Dr. Schachtel is often remembered for
his aphorism, “Happiness is not
having what you want, but wanting what you have.”
Saturday, May 06, 2017
This Week in Texas Methodist History May 7
1866 General Conference Meets in New Orleans. Important Changes for Texas
May 1866
Few Methodist General Conferences have
been as consequential as the one that met in New Orleans during the first weeks of
1866. There had been no 1862 General
Conference of the MECS so there was much work to do.
Delegates dropped participation in a
class meeting as a requirement for church membership and voted to allow lay
delegates to conference. Delegates
doubled the number of active bishops from four to eight. (Bishops Soule and Andrew were still alive
but no longer traveled to hold annual conferences.) One of those newly elected bishops was Enoch
Marvin, the first bishop who had served a church in Texas.
The General Conference divided the both
the Texas Conference and the East Texas Conference into northern and southern
portions, and created the North West Conference from the northern counties of
the Texas Conference and the Trinity (later North Texas) Conference from the
East Texas Conference. It also changed
the Rio Grande Mission Conference, making it the West Texas Conference (later
South West Texas and later Rio Texas).
German speaking Methodists in Texas asked for help
from the General Conference, but it could offer little more than kind words. Many of the German preachers then turned to
the MEC which had greater resources than the MECS and had a vigorous German
language publishing enterprise already in place for its German churches in Ohio, Wisconsin, Illinois, and Missouri.
The editor of Houston’s Tri-Weekly Telegram in May, 1866
was the Rev. Clayton C. Gillespie, who had served as a colonel for the
Confederacy. Naturally he gave the
General Conference extensive coverage.
He reported on the “ordination” service
for the newly elected bishops (Marvin, Wightman, Doggett, and McTyeire). He should have known better. In Methodist practice, we consecrate
bishops. They are not ordained.
The honor of preaching the “ordination”
sermon went to one of the oldest preachers there---the Rev. Lovick Pierce
(1785-1879), father of Bishop George Pierce, and one of the most beloved
Methodist preachers ever. Pierce had
been ordained in 1804 so as he stood in the pulpit at the Candorolet Street
Methodist Church,
he was in his 62nd year of preaching and was attending his 12th
General Conference. His text was 2 Cor.
11:28, . . .I am under daily pressure
because of my anxiety for all the churches.”

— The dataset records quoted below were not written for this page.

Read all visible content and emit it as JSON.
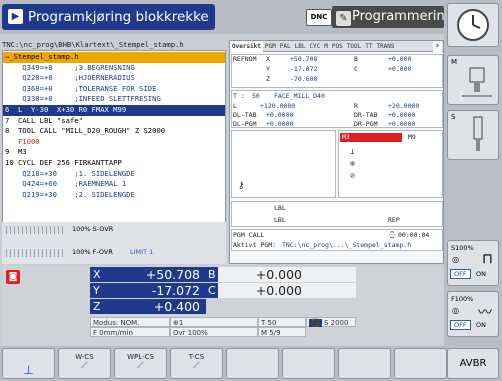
{
  "header": {
    "left_mode": "Programkjøring blokkrekke",
    "dnc": "DNC",
    "right_mode": "Programmering"
  },
  "program": {
    "path": "TNC:\\nc_prog\\BHB\\Klartext\\_Stempel_stamp.h",
    "lines": [
      "→_Stempel_stamp.h",
      "    Q349=+0     ;3.BEGRENSNING",
      "    Q220=+0     ;HJOERNERADIUS",
      "    Q368=+0     ;TOLERANSE FOR SIDE",
      "    Q338=+0     ;INFEED SLETTFRESING",
      "6  L  Y-30  X+30 R0 FMAX M99",
      "7  CALL LBL \"safe\"",
      "8  TOOL CALL \"MILL_D20_ROUGH\" Z S2000",
      "   F1000",
      "9  M3",
      "10 CYCL DEF 256 FIRKANTTAPP",
      "    Q218=+30    ;1. SIDELENGDE",
      "    Q424=+60    ;RAEMNEMAL 1",
      "    Q219=+30    ;2. SIDELENGDE"
    ]
  },
  "override": {
    "s_ovr": "100% S-OVR",
    "f_ovr": "100% F-OVR",
    "limit": "LIMIT 1"
  },
  "status": {
    "tabs": [
      "Oversikt",
      "PGM",
      "PAL",
      "LBL",
      "CYC",
      "M",
      "POS",
      "TOOL",
      "TT",
      "TRANS"
    ],
    "refnom": "REFNOM",
    "x_label": "X",
    "x": "+50.708",
    "b_label": "B",
    "b": "+0.000",
    "y_label": "Y",
    "y": "-17.072",
    "c_label": "C",
    "c": "+0.000",
    "z_label": "Z",
    "z": "-70.600",
    "t_label": "T :",
    "t_num": "50",
    "t_name": "FACE_MILL_D40",
    "l_label": "L",
    "l": "+120.0000",
    "r_label": "R",
    "r": "+20.0000",
    "dltab_label": "DL-TAB",
    "dltab": "+0.0000",
    "drtab_label": "DR-TAB",
    "drtab": "+0.0000",
    "dlpgm_label": "DL-PGM",
    "dlpgm": "+0.0000",
    "drpgm_label": "DR-PGM",
    "drpgm": "+0.0000",
    "m3": "M3",
    "m9": "M9",
    "lbl1": "LBL",
    "lbl2": "LBL",
    "rep": "REP",
    "pgm_call": "PGM CALL",
    "time": "00:00:04",
    "active_pgm_label": "Aktivt PGM:",
    "active_pgm": "TNC:\\nc_prog\\...\\_Stempel_stamp.h"
  },
  "axes": [
    {
      "name": "X",
      "value": "+50.708",
      "name2": "B",
      "value2": "+0.000"
    },
    {
      "name": "Y",
      "value": "-17.072",
      "name2": "C",
      "value2": "+0.000"
    },
    {
      "name": "Z",
      "value": "+0.400"
    }
  ],
  "info": {
    "modus": "Modus: NOM.",
    "f": "F 0mm/min",
    "ovr": "Ovr 100%",
    "t": "T 50",
    "s": "S 2000",
    "m": "M 5/9",
    "icon1": "1"
  },
  "softkeys": [
    "",
    "W-CS",
    "WPL-CS",
    "T-CS",
    "",
    "",
    "",
    "",
    ""
  ],
  "right": {
    "m": "M",
    "s": "S",
    "s100": "S100%",
    "off1": "OFF",
    "on1": "ON",
    "f100": "F100%",
    "off2": "OFF",
    "on2": "ON",
    "avbr": "AVBR"
  },
  "colors": {
    "accent": "#1f3a8c",
    "highlight": "#e02020",
    "bg": "#c9ced4"
  }
}
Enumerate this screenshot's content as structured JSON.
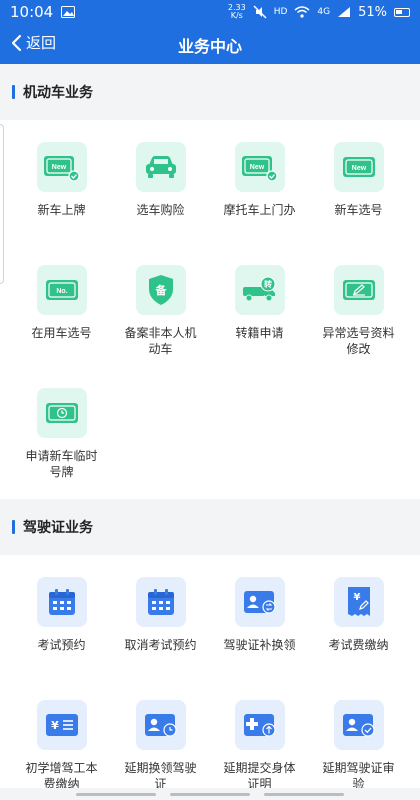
{
  "status": {
    "time": "10:04",
    "net_speed_value": "2.33",
    "net_speed_unit": "K/s",
    "hd": "HD",
    "network": "4G",
    "battery": "51%"
  },
  "nav": {
    "back_label": "返回",
    "title": "业务中心"
  },
  "sections": {
    "motor": {
      "title": "机动车业务",
      "items": [
        {
          "label": "新车上牌",
          "icon": "new-plate-check-icon"
        },
        {
          "label": "选车购险",
          "icon": "car-icon"
        },
        {
          "label": "摩托车上门办",
          "icon": "new-plate-check-icon"
        },
        {
          "label": "新车选号",
          "icon": "new-plate-icon"
        },
        {
          "label": "在用车选号",
          "icon": "no-plate-icon"
        },
        {
          "label": "备案非本人机动车",
          "icon": "shield-icon"
        },
        {
          "label": "转籍申请",
          "icon": "truck-transfer-icon"
        },
        {
          "label": "异常选号资料修改",
          "icon": "plate-edit-icon"
        },
        {
          "label": "申请新车临时号牌",
          "icon": "temporary-plate-icon"
        }
      ]
    },
    "license": {
      "title": "驾驶证业务",
      "items": [
        {
          "label": "考试预约",
          "icon": "calendar-icon"
        },
        {
          "label": "取消考试预约",
          "icon": "calendar-icon"
        },
        {
          "label": "驾驶证补换领",
          "icon": "license-swap-icon"
        },
        {
          "label": "考试费缴纳",
          "icon": "fee-receipt-icon"
        },
        {
          "label": "初学增驾工本费缴纳",
          "icon": "fee-card-icon"
        },
        {
          "label": "延期换领驾驶证",
          "icon": "license-clock-icon"
        },
        {
          "label": "延期提交身体证明",
          "icon": "medical-upload-icon"
        },
        {
          "label": "延期驾驶证审验",
          "icon": "license-check-icon"
        }
      ]
    }
  },
  "colors": {
    "brand": "#1f6fe0",
    "green_icon": "#2fc28a",
    "green_bg": "#dff7ee",
    "blue_icon": "#3a7bea",
    "blue_bg": "#e5eefc"
  }
}
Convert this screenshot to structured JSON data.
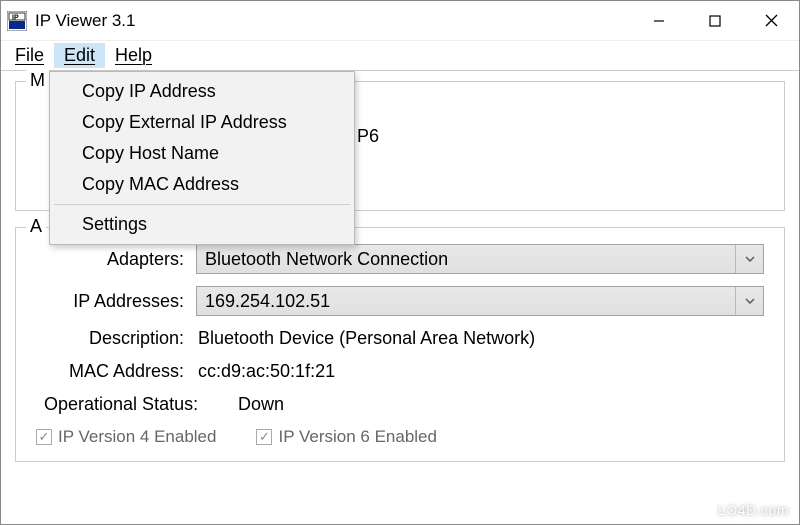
{
  "window": {
    "title": "IP Viewer 3.1"
  },
  "menubar": {
    "file": "File",
    "edit": "Edit",
    "help": "Help"
  },
  "edit_menu": {
    "copy_ip": "Copy IP Address",
    "copy_ext_ip": "Copy External IP Address",
    "copy_host": "Copy Host Name",
    "copy_mac": "Copy MAC Address",
    "settings": "Settings"
  },
  "group1": {
    "legend_visible": "M",
    "peek_text": "P6"
  },
  "group2_legend": "A",
  "fields": {
    "adapters_label": "Adapters:",
    "adapters_value": "Bluetooth Network Connection",
    "ip_label": "IP Addresses:",
    "ip_value": "169.254.102.51",
    "desc_label": "Description:",
    "desc_value": "Bluetooth Device (Personal Area Network)",
    "mac_label": "MAC Address:",
    "mac_value": "cc:d9:ac:50:1f:21",
    "op_label": "Operational Status:",
    "op_value": "Down",
    "ipv4_label": "IP Version 4 Enabled",
    "ipv6_label": "IP Version 6 Enabled"
  },
  "watermark": "LO4D.com"
}
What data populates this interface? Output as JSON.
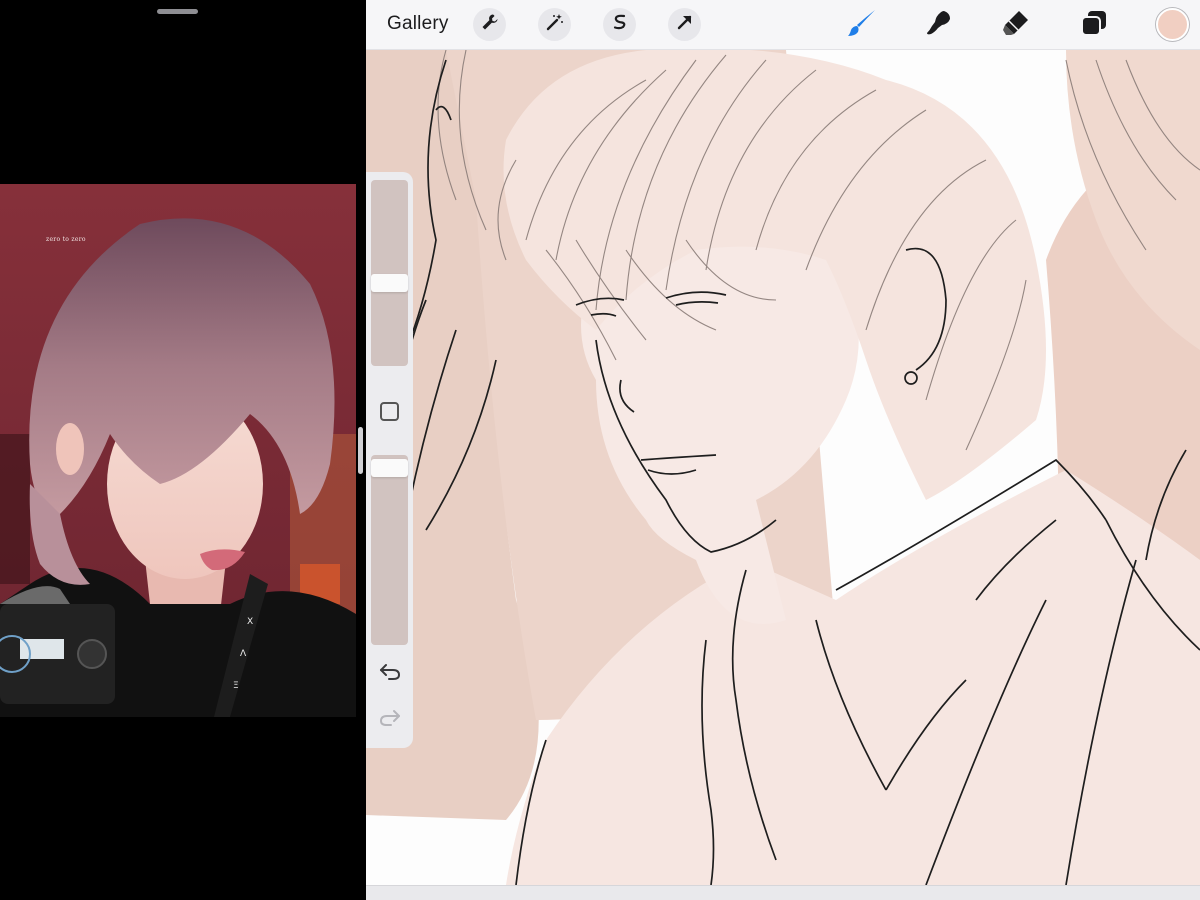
{
  "left_pane": {
    "reference_photo": {
      "watermark": "zero to zero",
      "background_color": "#7a2a34"
    }
  },
  "toolbar": {
    "gallery_label": "Gallery",
    "actions": [
      {
        "name": "wrench-icon"
      },
      {
        "name": "magic-wand-icon"
      },
      {
        "name": "selection-s-icon"
      },
      {
        "name": "transform-arrow-icon"
      }
    ],
    "tools": [
      {
        "name": "brush-icon",
        "color": "#1f7ee8"
      },
      {
        "name": "smudge-icon",
        "color": "#1c1c1e"
      },
      {
        "name": "eraser-icon",
        "color": "#1c1c1e"
      },
      {
        "name": "layers-icon",
        "color": "#1c1c1e"
      }
    ],
    "current_color": "#f1cfc2"
  },
  "sidebar": {
    "brush_size_level": 0.58,
    "opacity_level": 0.0,
    "undo_icon": "undo-arrow-icon",
    "redo_icon": "redo-arrow-icon"
  },
  "colors": {
    "canvas_skin": "#f7e8e3",
    "canvas_bg_pink": "#ecd2c8",
    "line": "#1e1e1e",
    "hair_lines": "#8a7c78"
  }
}
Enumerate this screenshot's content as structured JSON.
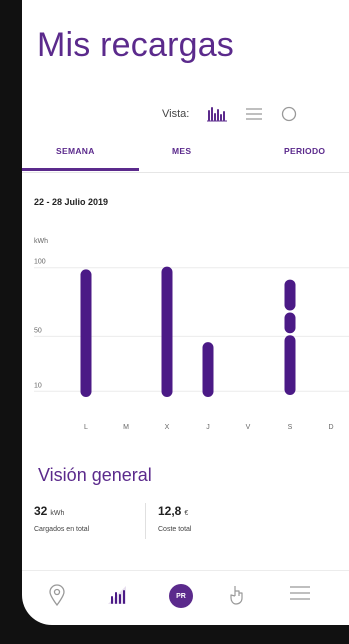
{
  "header": {
    "title": "Mis recargas"
  },
  "view": {
    "label": "Vista:",
    "options": [
      {
        "icon": "bar-chart-icon",
        "active": true
      },
      {
        "icon": "list-icon",
        "active": false
      },
      {
        "icon": "circle-icon",
        "active": false
      }
    ]
  },
  "tabs": [
    "SEMANA",
    "MES",
    "PERIODO"
  ],
  "date_range": "22 - 28 Julio 2019",
  "chart_data": {
    "type": "bar",
    "ylabel": "kWh",
    "yticks": [
      "100",
      "50",
      "10"
    ],
    "categories": [
      "L",
      "M",
      "X",
      "J",
      "V",
      "S",
      "D"
    ],
    "values": [
      93,
      0,
      95,
      40,
      0,
      93,
      0
    ],
    "segments_S": [
      24,
      18,
      45
    ],
    "ylim": [
      0,
      110
    ],
    "color": "#4b1a86"
  },
  "overview": {
    "title": "Visión general",
    "stats": [
      {
        "value": "32",
        "unit": "kWh",
        "label": "Cargados en total"
      },
      {
        "value": "12,8",
        "unit": "€",
        "label": "Coste total"
      }
    ]
  },
  "nav": {
    "items": [
      "map-pin-icon",
      "stats-icon",
      "profile-badge",
      "hand-pointer-icon",
      "menu-icon"
    ],
    "badge_text": "PR"
  },
  "colors": {
    "accent": "#5b2a8c",
    "bar": "#4b1a86"
  }
}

Lovick Pierce had a right to be
anxious. The Civil War had weakened many
MECS churches and all of their institutions, including publishing and
missionary efforts. African Americans
were in the process of leaving the MECS for other denominations including the
AME, AMEZ, and the MEC.
Lovick Pierce lived another 13 years
after his “ordination” sermon. Although
he was past 80 years old, he had one more major task to perform for his
church. Some MECS leaders assume that
since the cause of separation of the northern and southern branches was
slavery, and that slavery was abolished, the two branches might re-unite. Lovick Pierce was chosen as an emissary from
the MECS to the MEC to explore reunion.
He was chosen because of his “irenic” disposition and his sterling reputation.